La partie II (« La présence des dames dans les cités hispaniques : une question de prestige ») analyse les témoignages selon leurs contextes : funéraire, public et domestique. Pour le premier elle souligne l’initiative féminine et la valorisation des vertus domestiques. Dans le second se détachent les galeries de portraits gentilices. Le lien conjugal est rarement énoncé, mais se comprend par un génitif d’appartenance. Les hommages sont principalement post mortem. Le IIe siècle se distingue du Ier siècle par le fait que l’autoreprésentation quitte la sphère funéraire pour les espaces publics et que les sentiments s’affichent davantage. Si ce sont surtout les membres de l’album décurional qui sont honorés, les textes n’en demeurent pas moins très laconiques sur les femmes de ces familles. Dans la sphère domestique, en Bétique et Lusitanie, les hermès-portraits sont remarquables.
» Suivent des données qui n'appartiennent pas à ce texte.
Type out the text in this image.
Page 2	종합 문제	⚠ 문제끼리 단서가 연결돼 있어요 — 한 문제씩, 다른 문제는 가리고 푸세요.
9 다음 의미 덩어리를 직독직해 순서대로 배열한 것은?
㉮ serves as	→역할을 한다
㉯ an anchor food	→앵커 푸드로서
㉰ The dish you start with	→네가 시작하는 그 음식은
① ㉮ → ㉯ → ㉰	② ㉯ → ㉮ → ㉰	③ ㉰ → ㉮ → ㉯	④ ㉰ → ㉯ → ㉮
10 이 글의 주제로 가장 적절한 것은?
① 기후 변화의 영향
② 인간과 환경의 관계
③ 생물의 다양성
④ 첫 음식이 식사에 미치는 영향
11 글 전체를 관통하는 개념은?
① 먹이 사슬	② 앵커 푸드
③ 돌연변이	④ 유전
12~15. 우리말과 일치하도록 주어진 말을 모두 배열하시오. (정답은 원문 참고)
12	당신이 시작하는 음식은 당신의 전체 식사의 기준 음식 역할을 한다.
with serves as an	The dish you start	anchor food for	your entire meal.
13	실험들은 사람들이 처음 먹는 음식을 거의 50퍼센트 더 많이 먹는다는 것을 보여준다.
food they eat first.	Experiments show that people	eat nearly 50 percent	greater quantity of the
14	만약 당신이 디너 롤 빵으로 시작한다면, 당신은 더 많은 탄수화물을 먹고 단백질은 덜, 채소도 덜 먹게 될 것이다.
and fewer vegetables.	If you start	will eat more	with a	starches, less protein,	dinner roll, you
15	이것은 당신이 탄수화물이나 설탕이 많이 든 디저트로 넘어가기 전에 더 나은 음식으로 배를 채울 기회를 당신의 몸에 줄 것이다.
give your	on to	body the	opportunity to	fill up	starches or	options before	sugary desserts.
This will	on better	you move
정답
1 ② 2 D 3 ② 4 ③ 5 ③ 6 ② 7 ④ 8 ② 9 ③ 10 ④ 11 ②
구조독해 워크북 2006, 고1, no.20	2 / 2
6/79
La partie III (« Les femmes et la famille : le privé en public ») distingue les filles des épouses et des mères. Les premières assument le devoir de mémoire, les secondes affichent l’expression d’un couple uni, renforçant surtout le prestige des hommes de la famille. L’héritage de la gens maternelle est toutefois lisible dans l’onomastique, par ailleurs le statut d’épouse donne un rôle social à la femme et le veuvage une position publique personnelle. Des relations au niveau régional, entre les hauts aristocrates locaux, sont également mises en valeur.

La partie IV (« Les actions publiques de dames hispaniques ») détaille leurs évergésies, dresse le portrait des prêtresses et rend compte de la reconnaissance des dames. Cette dernière était non seulement faible mais aussi réservée à un petit nombre de femmes et ce malgré leur indéniable rôle social, notamment pour les veuves en ce qui concerne les flaminiques locales. En revanche, les flaminiques provinciales, comme les évergètes, restaient associées aux hommes de la famille.

Cette note de lecture ne peut témoigner à sa juste valeur de toute la richesse de cet ouvrage qui détaille de nombreux exemples à l’appui de la démonstration avec une contextualisation spatiale très précise et une mise en valeur des évolutions entre le Ier et le IIe siècle. Parmi ces exemples, on peut citer : la nécropole romaine de Carmona, le monument funéraire de Salaria, l’autel monumental de Domitia Fusta, les sculptures de Tarraco et d’Emerita Augusta, le monument funéraire des Sergii à Sagonte et celui des Atilii à Sádaba, le piédestal des statues de Valeria et Acilia de Cordoue, la villa de Milreu, les dossiers de Labitolosa, de Capera et Los Bañales, les évergésies d’initiative féminine de Barbesula, d’Acci ou d’Italica. Le corpus et la présence de 40 tableaux dans le premier volume illustrent le souci de l’exhaustivité de l’auteur et le soin apporté au croisement des données. Il a alors été possible de conclure sur une réelle « influence sociale », et non politique, des femmes des élites en Hispanie, en précisant que le temps jouait en leur faveur, car cela concerna principalement les veuves. L’analyse est originale en ce qu’elle privilégie l’anthropologie historique à l’histoire strictement sociale, soulignant les conventions formelles. La famille s’avère être le dénominateur commun des codes symboliques que l’on peut voir à l’œuvre dans tout le livre.